AI will Permanently Alter the Employment Landscape of the Future: Tharman

SINGAPORE, November 15, 2023 – A whole range of jobs that require IQ can be taken over quite quickly and those can be done more efficiently using LLMs and AI. Singapore President, Mr Tharman Shanmugaratnam while speaking at a fireside chat on the inaugural day of the 3-day Singapore Fintech Festival (SFF) here said that the rise of artificial intelligence (AI) will cause a “positive” shift in the traditional hierarchy of jobs.

The three-day SFF brings together policy, finance and technology players from around the world to discuss cutting-edge financial solutions, evolving regulatory landscapes and the latest technological innovations.

Similar to other major technological advancements, artificial intelligence is expected to cause widespread disruption, including in the labour market. And not all will be winners in this regard, according to Mr Shanmugaratnam.

“What you regard as a better job and a job that deserves better pay might shift considerably in the years to come. The way we value IQ over EQ might change. We will then have to think hard about the jobs we really value – the jobs that require teamwork, the jobs that require collective imagination and the care jobs, and we’ll have to value them accordingly,” he said.

Developing economies with surplus talent will be hit in areas like business process outsourcing or the export of ICT (information and communication technology) services. In contrast, more mature economies could benefit from the changes. However, countries like Singapore which have because we are short of people may find some advantages in the emerging situation.

Cognitive Skills

Even within Singapore, some will be affected with likely displacement of certain jobs, particularly those with rote tasks that can be easily automated. On the other hand, other workers will be enabled by new AI-related tools or provide added value via higher cognitive skills.

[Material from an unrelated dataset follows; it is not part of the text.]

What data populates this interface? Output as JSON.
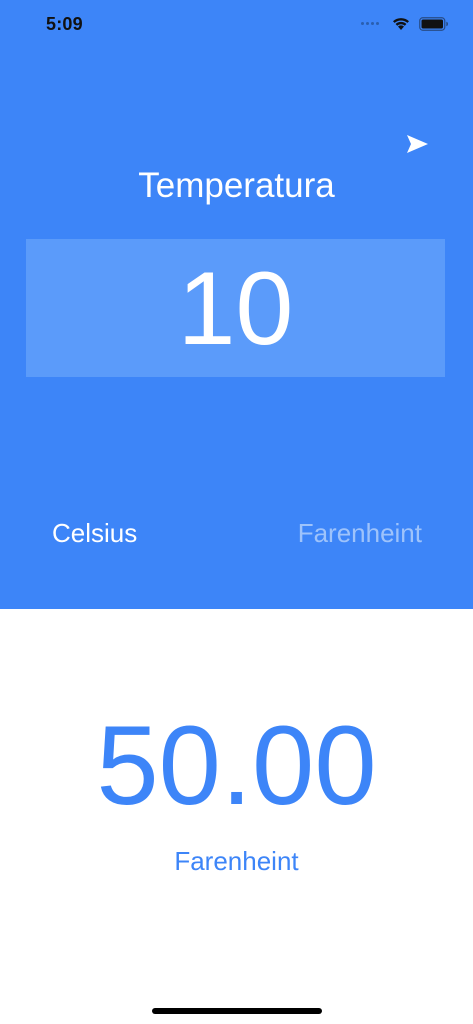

This technological revolution is set to have a more profound effect on the workforce and society than any previous technological revolutions. As such, it is important to think through and find ways to address its distributional consequences. “It’s a collective task and we need to think of ourselves as a social organization to address this,” said Mr Tharman added.

Mr Tharman also went on to highlight the need to constantly educate oneself and be equipped to handle technology in a rapidly changing scenario. Later the President went through some of the exhibition booths and was keenly understanding the various financial technologies at play by different global organisations.